Barber sees the household model as an extension of residential design. McMillan takes the recognizable features of a home — porches, living rooms that can be seen from an entryway, dining rooms with adjacent kitchens — and applies them in the layout of an assisted living or memory care facility.

“A home is familiar and is recognizable to most people, especially residents that are moving into these facilities,” he said. “How can we make this something that the resident is going to recognize as a home versus a place where care is delivered?”

Designing an assisted living facility from a residential perspective shifts how care is provided. In the household model, it does not serve as the design focal point from a resident’s perspective.

Instead, classic design features such as nursing stations are concealed in the background, allowing caregivers free rein to roam about the facility at all times, interacting with residents while still able to attend to their needs and emergencies.

One concept that Smith and his team have developed is a “double household model,” which takes two households with their own separate amenities and resident populations, and links those with a nurse’s station that is hidden from view. Staff corridors connect the station with the two households.

Common spaces such as lounges and dining rooms, meanwhile, are designed with a mix of communal gathering and smaller groups in mind — in line with another safety procedure implemented during Covid-19. Kitchens, in particular, are built so they meet commercial building requirements, yet retain a residential feel, and can be used by staff and residents alike.

The household model is designed to be scalable because it breaks down the total population of a campus. Most of the projects McMillan builds include between 16 and 22 units in one household. This is a sweet spot for care and staffing ratios, and gives residents more autonomy in their daily routines.

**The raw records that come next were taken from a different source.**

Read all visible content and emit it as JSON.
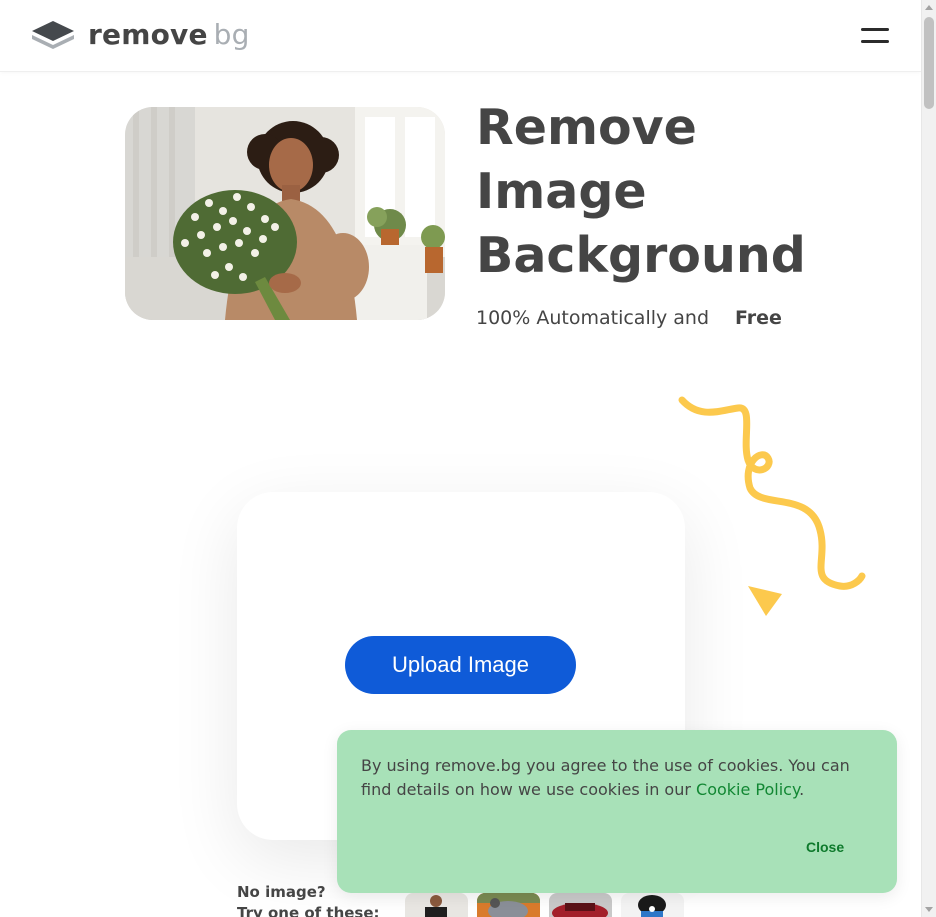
{
  "brand": {
    "logo_word1": "remove",
    "logo_word2": "bg",
    "accent": "#0f5bd8",
    "highlight": "#fcd25b",
    "cookie_bg": "#a8e1b8"
  },
  "header": {
    "menu_icon": "hamburger-menu-icon"
  },
  "hero": {
    "title_lines": [
      "Remove",
      "Image",
      "Background"
    ],
    "subtitle": "100% Automatically and",
    "free_badge": "Free"
  },
  "upload": {
    "button_label": "Upload Image"
  },
  "samples": {
    "line1": "No image?",
    "line2": "Try one of these:",
    "thumbnails": [
      "sample-woman",
      "sample-bird",
      "sample-car",
      "sample-game-controller"
    ]
  },
  "cookie": {
    "text_before": "By using remove.bg you agree to the use of cookies. You can find details on how we use cookies in our ",
    "link_text": "Cookie Policy",
    "text_after": ".",
    "close_label": "Close"
  }
}
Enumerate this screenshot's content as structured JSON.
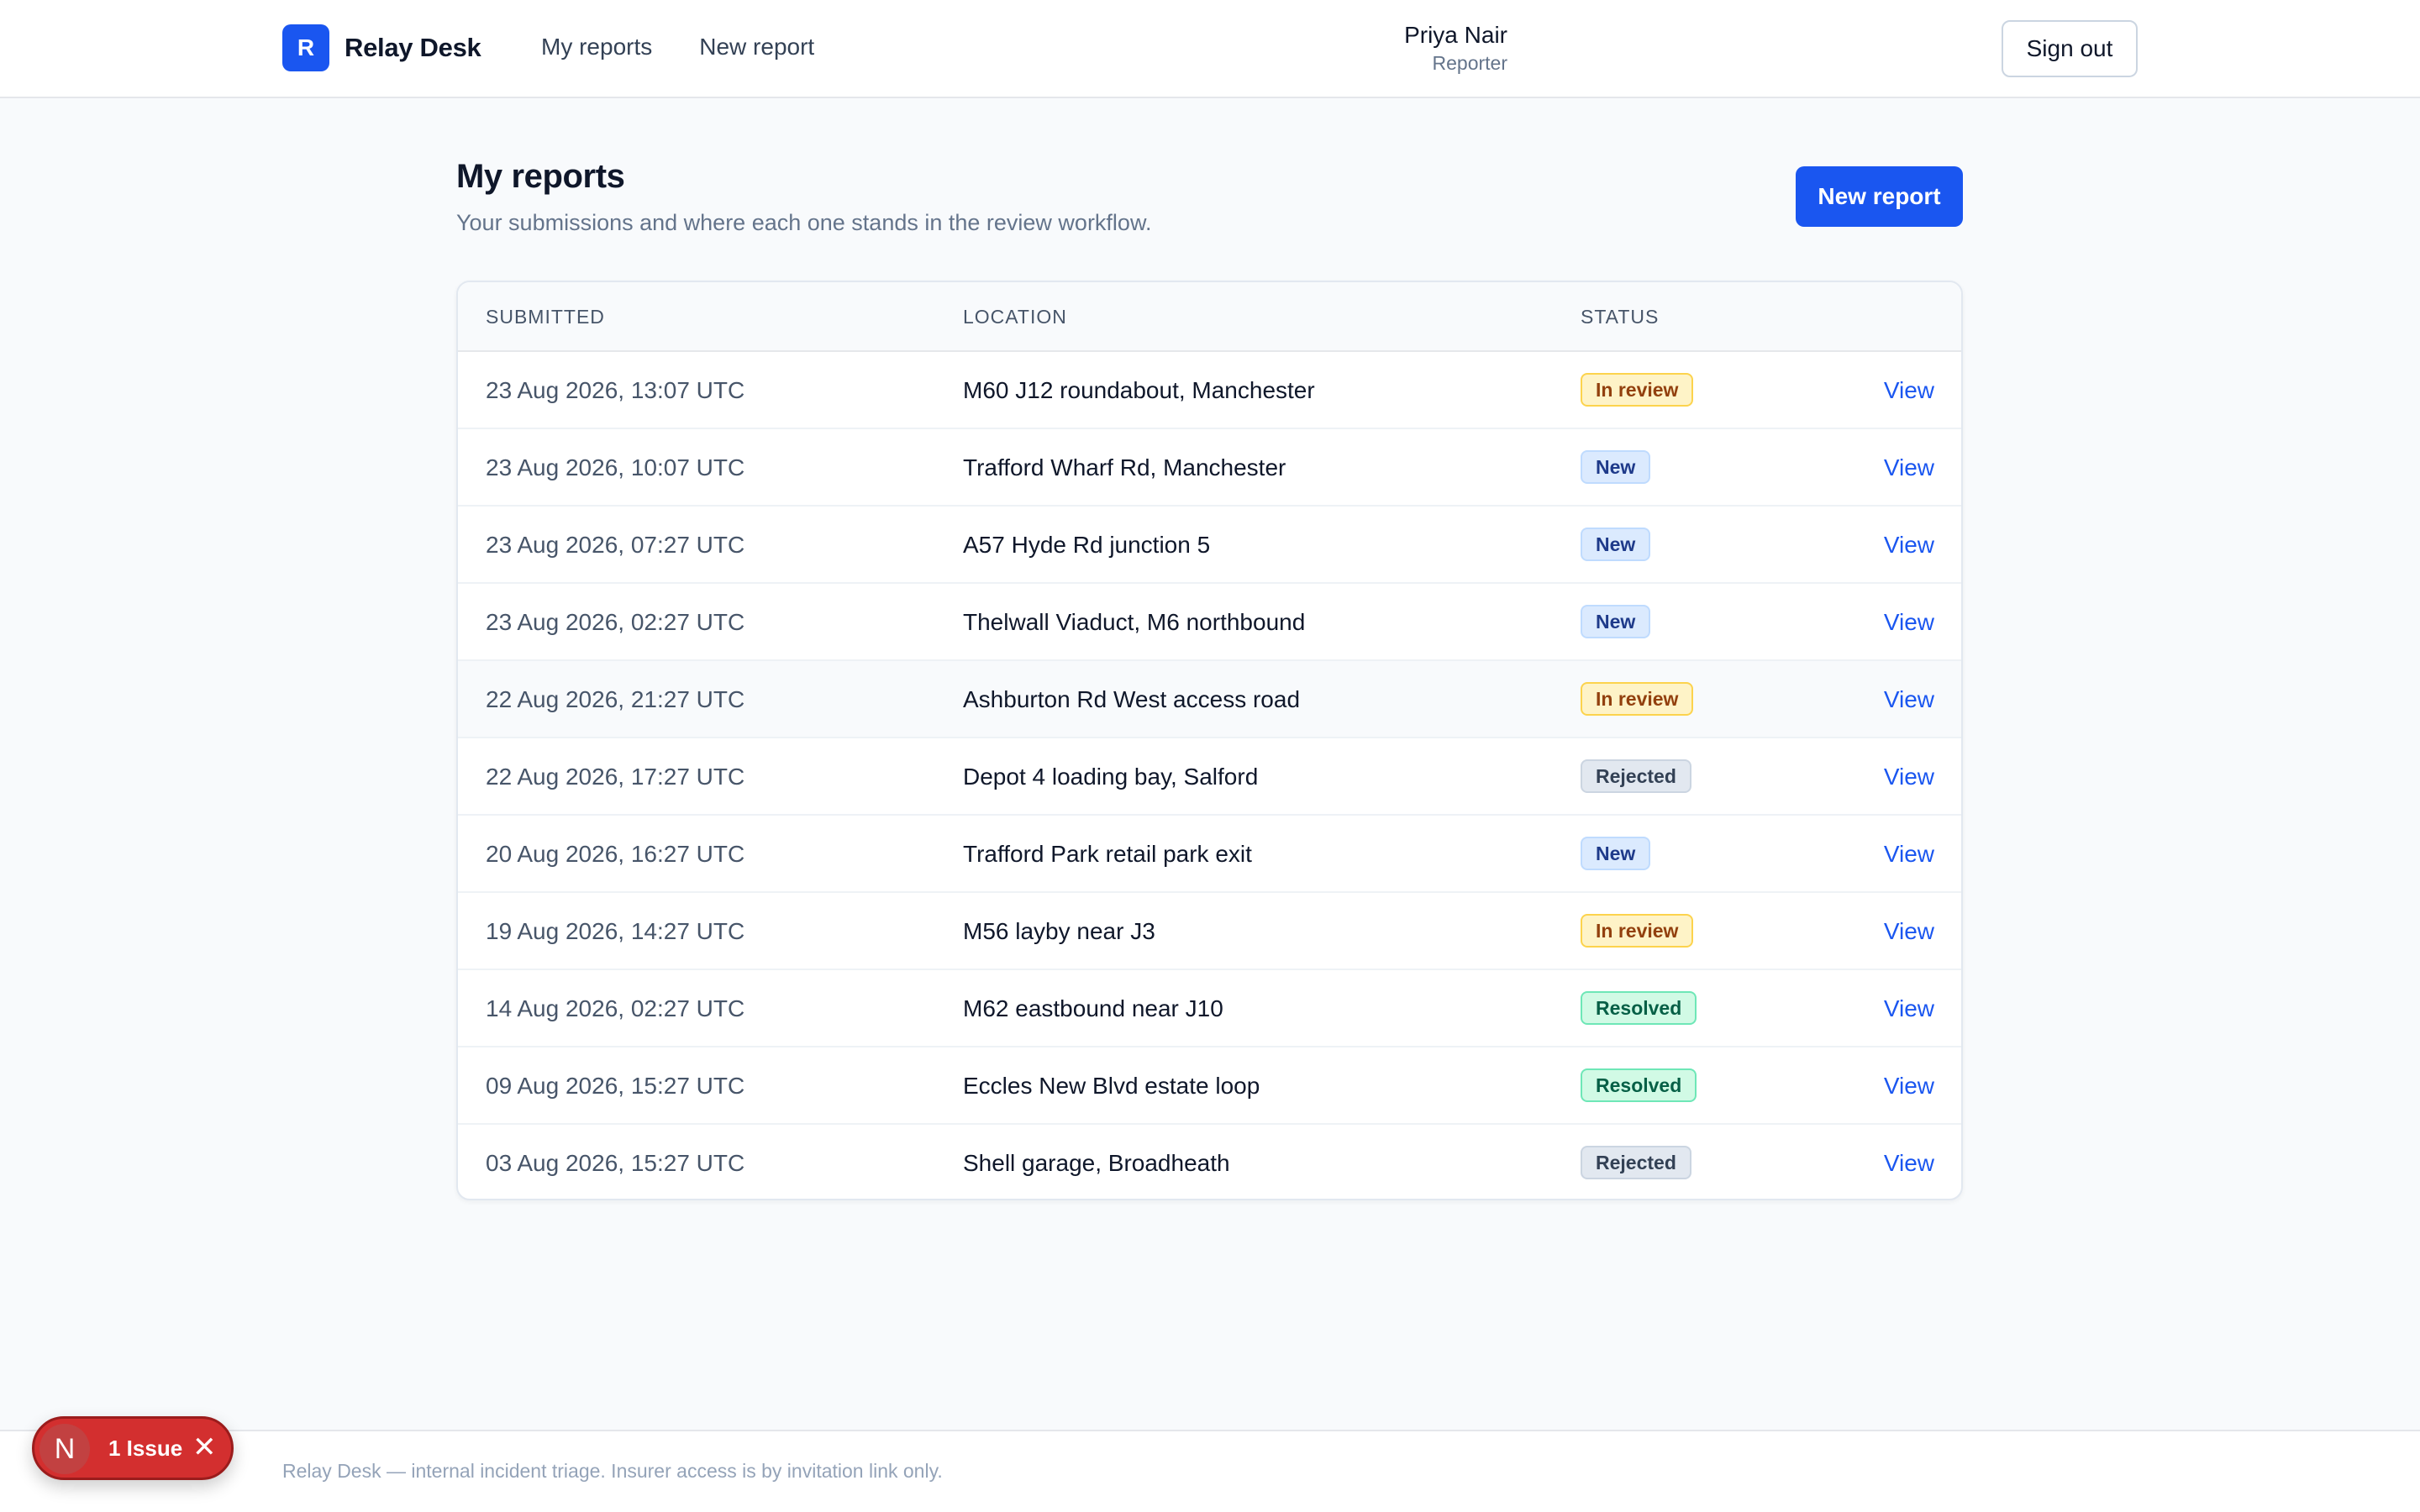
{
  "header": {
    "brand_letter": "R",
    "brand_name": "Relay Desk",
    "nav": [
      "My reports",
      "New report"
    ],
    "user_name": "Priya Nair",
    "user_role": "Reporter",
    "signout_label": "Sign out"
  },
  "page": {
    "title": "My reports",
    "subtitle": "Your submissions and where each one stands in the review workflow.",
    "new_report_label": "New report"
  },
  "table": {
    "columns": [
      "SUBMITTED",
      "LOCATION",
      "STATUS"
    ],
    "view_label": "View",
    "rows": [
      {
        "submitted": "23 Aug 2026, 13:07 UTC",
        "location": "M60 J12 roundabout, Manchester",
        "status": "In review"
      },
      {
        "submitted": "23 Aug 2026, 10:07 UTC",
        "location": "Trafford Wharf Rd, Manchester",
        "status": "New"
      },
      {
        "submitted": "23 Aug 2026, 07:27 UTC",
        "location": "A57 Hyde Rd junction 5",
        "status": "New"
      },
      {
        "submitted": "23 Aug 2026, 02:27 UTC",
        "location": "Thelwall Viaduct, M6 northbound",
        "status": "New"
      },
      {
        "submitted": "22 Aug 2026, 21:27 UTC",
        "location": "Ashburton Rd West access road",
        "status": "In review"
      },
      {
        "submitted": "22 Aug 2026, 17:27 UTC",
        "location": "Depot 4 loading bay, Salford",
        "status": "Rejected"
      },
      {
        "submitted": "20 Aug 2026, 16:27 UTC",
        "location": "Trafford Park retail park exit",
        "status": "New"
      },
      {
        "submitted": "19 Aug 2026, 14:27 UTC",
        "location": "M56 layby near J3",
        "status": "In review"
      },
      {
        "submitted": "14 Aug 2026, 02:27 UTC",
        "location": "M62 eastbound near J10",
        "status": "Resolved"
      },
      {
        "submitted": "09 Aug 2026, 15:27 UTC",
        "location": "Eccles New Blvd estate loop",
        "status": "Resolved"
      },
      {
        "submitted": "03 Aug 2026, 15:27 UTC",
        "location": "Shell garage, Broadheath",
        "status": "Rejected"
      }
    ]
  },
  "footer": {
    "text": "Relay Desk — internal incident triage. Insurer access is by invitation link only."
  },
  "issue_indicator": {
    "logo_letter": "N",
    "label": "1 Issue",
    "close_icon": "close-icon"
  },
  "colors": {
    "accent": "#1a56f0",
    "in_review": "#fef3c7",
    "new": "#dbeafe",
    "rejected": "#e2e8f0",
    "resolved": "#d1fae5",
    "issue": "#d32f2f"
  }
}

Barber believes the household model can help providers address staffing concerns by providing efficiencies in sight lines and flow, allowing fewer frontline workers to tend to a larger population while still maintaining access to their stations. Although the model is gaining traction in McMillan’s markets, some providers remain hesitant to explore the concept, believing that it might be unobtainable from a cost perspective.

“The most important thing is getting the operator to buy into that change,” he said. “We listen to the operators about what is important to them and incorporate those things, pushing them if needed into a new realm.”